AN PAR AN - Onzième année : 1957.

AN PAR AN : 1957.
J'ai fait le pari de raconter une vie, annèe par année. une année par semaine (en principe chaque lundi soir.)
Bref, un roman feuilleton de longue haleine, comme une vie.

La semaine dernière nous en étions à la dixième année, voyons la suite, la vie avance...

Onzième année : 1 9 5 7. Mes notes deviennent plus longues, mais mes souvenirs sont de plus en plus précis et les années cinquante paraissent si loin et si différentes des années 2000 qu'elles demandent beaucoup de développements et explications.
Bon courage et bonne lecture...


1 9 5 7.
Pour moi une année heureuse. 11 ans.
Mais pour mes parents l’année 1957 s’avère être une année difficile.
Papa perd la même années ses deux oncles, Victor le frère de son père et Maurice le frère de sa mère.
Je le vois prendre le train pour Paris, à l’enterrement de l’oncle Victor, un large bandeau noir agrafé par maman autour de la manche gauche de son pardessus. Il emmène aussi une énorme couronne de fleurs. Trimballer cela dans le métro cela va être peu pratique. Maman et moi restons à Dreux.
Papa revient de l’enterrement de l’oncle Maurice au Puiset, tout à fait au sud de notre département l’Eure et loir, avec une petite pendule. C’est la seule chose que Papa a pu conserver comme souvenir de son oncle. Cette pendule restera longtemps sur la cheminée, mais je ne l’ai jamais vu fonctionner ni entendu sonner..
J’ai rencontré deux ou trois fois l’oncle Victor mais jamais l’oncle Maurice. De Victor J’ai souvenir d’un vieil homme sévère critiquant mes parents de me laisser aussi turbulent. Papa me dit que l’oncle Maurice était aussi très dur pour lui, lui qui n’avait plus de papa. J’ai l’impression que les anciens étaient beaucoup plus intransigeants et sévères vis à vis des jeunes que maintenant. Les jeunes leur devaient le respect et n’avaient pas le droit à la parole.

Pour Maman ce n’est pas non plus une bonne année : A la suite d’une mésentente familiale et aussi suite à de mauvaises affaires, la quincaillerie dans laquelle elle travaille depuis vingt ans ferme ses portes.
Maman se retrouve donc sans emploi.
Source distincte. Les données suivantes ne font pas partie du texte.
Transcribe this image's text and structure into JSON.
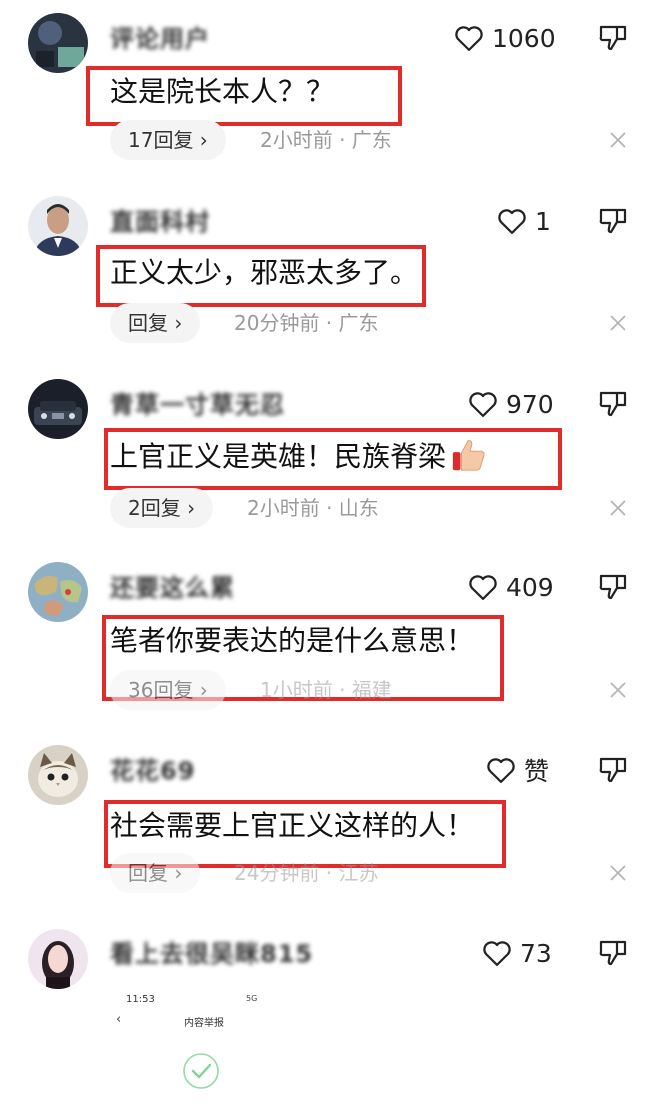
{
  "comments": [
    {
      "username": "评论用户",
      "likes": "1060",
      "text": "这是院长本人？？",
      "reply_label": "17回复 ›",
      "meta": "2小时前 · 广东"
    },
    {
      "username": "直面科村",
      "likes": "1",
      "text": "正义太少，邪恶太多了。",
      "reply_label": "回复 ›",
      "meta": "20分钟前 · 广东"
    },
    {
      "username": "青草一寸草无忍",
      "likes": "970",
      "text": "上官正义是英雄！民族脊梁",
      "reply_label": "2回复 ›",
      "meta": "2小时前 · 山东"
    },
    {
      "username": "还要这么累",
      "likes": "409",
      "text": "笔者你要表达的是什么意思！",
      "reply_label": "36回复 ›",
      "meta": "1小时前 · 福建"
    },
    {
      "username": "花花69",
      "likes": "赞",
      "text": "社会需要上官正义这样的人！",
      "reply_label": "回复 ›",
      "meta": "24分钟前 · 江苏"
    },
    {
      "username": "看上去很吴眯815",
      "likes": "73"
    }
  ],
  "nested_screenshot": {
    "time": "11:53",
    "status": "5G",
    "back": "‹",
    "title": "内容举报"
  },
  "icons": {
    "like": "heart-outline-icon",
    "dislike": "thumbs-down-outline-icon",
    "close": "close-x-icon",
    "check": "check-circle-icon",
    "emoji": "thumbs-up-emoji"
  },
  "colors": {
    "highlight_box": "#e22b2b",
    "meta_text": "#9a9a9a",
    "pill_bg": "#f4f4f4",
    "check_green": "#4cbf6a"
  }
}
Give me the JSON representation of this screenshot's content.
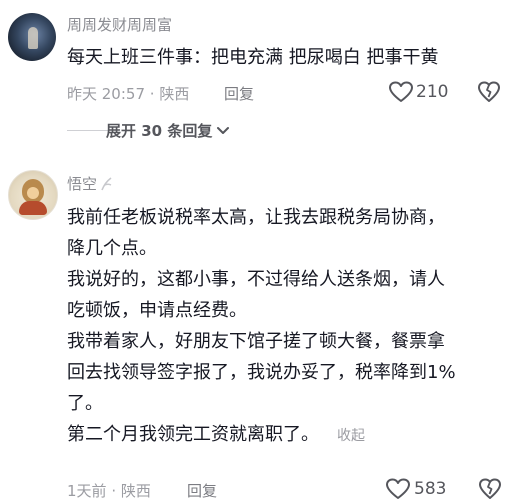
{
  "comment1": {
    "username": "周周发财周周富",
    "text": "每天上班三件事：把电充满 把尿喝白 把事干黄",
    "time": "昨天 20:57",
    "dot": "·",
    "location": "陕西",
    "reply_label": "回复",
    "likes": "210",
    "expand_label": "展开 30 条回复"
  },
  "comment2": {
    "username": "悟空",
    "text_lines": [
      "我前任老板说税率太高，让我去跟税务局协商，",
      "降几个点。",
      "我说好的，这都小事，不过得给人送条烟，请人",
      "吃顿饭，申请点经费。",
      "我带着家人，好朋友下馆子搓了顿大餐，餐票拿",
      "回去找领导签字报了，我说办妥了，税率降到1%",
      "了。",
      "第二个月我领完工资就离职了。"
    ],
    "collapse_label": "收起",
    "time": "1天前",
    "dot": "·",
    "location": "陕西",
    "reply_label": "回复",
    "likes": "583"
  },
  "icons": {
    "like": "heart-outline-icon",
    "dislike": "broken-heart-icon",
    "expand": "chevron-down-icon",
    "badge": "level-badge-icon"
  },
  "colors": {
    "primary_text": "#161823",
    "secondary_text": "#8a8b91",
    "meta_text": "#9b9ca2"
  }
}
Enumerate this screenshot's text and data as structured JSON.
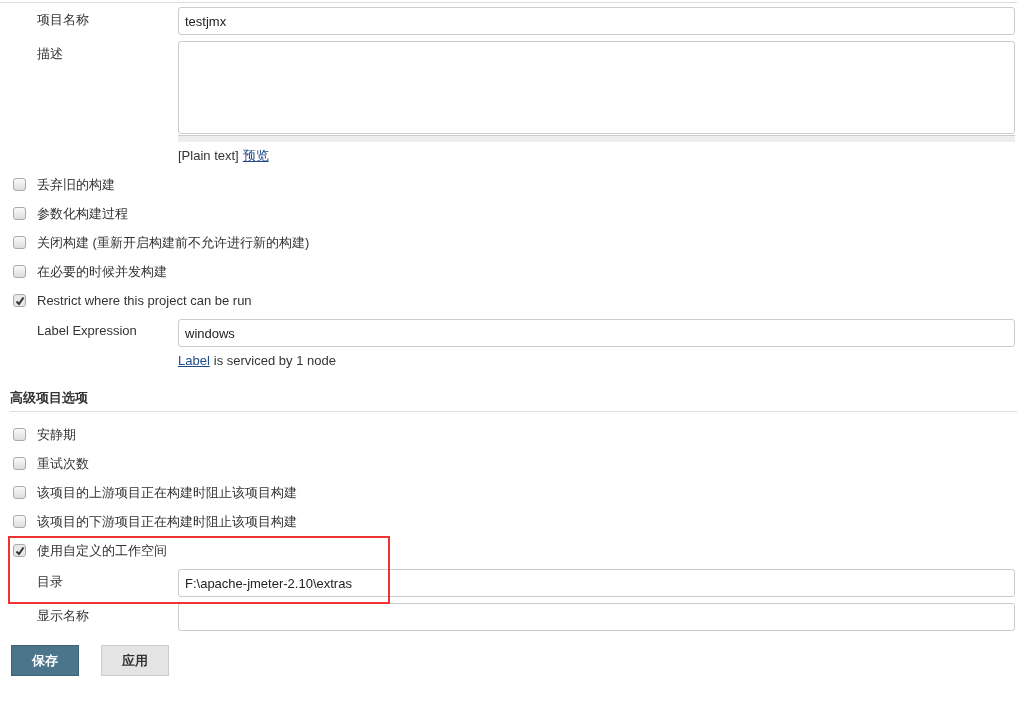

Elle se voit contrainte à « pointer » régulièrement au Bureau de chômage. Je l’y accompagne quelque fois. Il s’agit en fait d’une espèce de baraquement un peu isolé place du vieux pré, au bord de la rivière. Maman, n’aime pas y aller, elle a un peu honte. Mais surtout cette baraque est souvent entourée de « gars de batteries » ces hommes à demi clochards, itinérants qui se louent à la journée ou à la semaine dans les fermes pour, entre autre, assurer le battage des grains après la moisson. Maman souffre d’être obligée de faire la queue pour pointer avec ces hommes souvent sales et avinés…
Mais elle ne restera pas très longtemps au chômage. Elle trouve au bout de trois ou quatre semaines un travail de dactylo comptable dans une affaire de vente de matériel agricole.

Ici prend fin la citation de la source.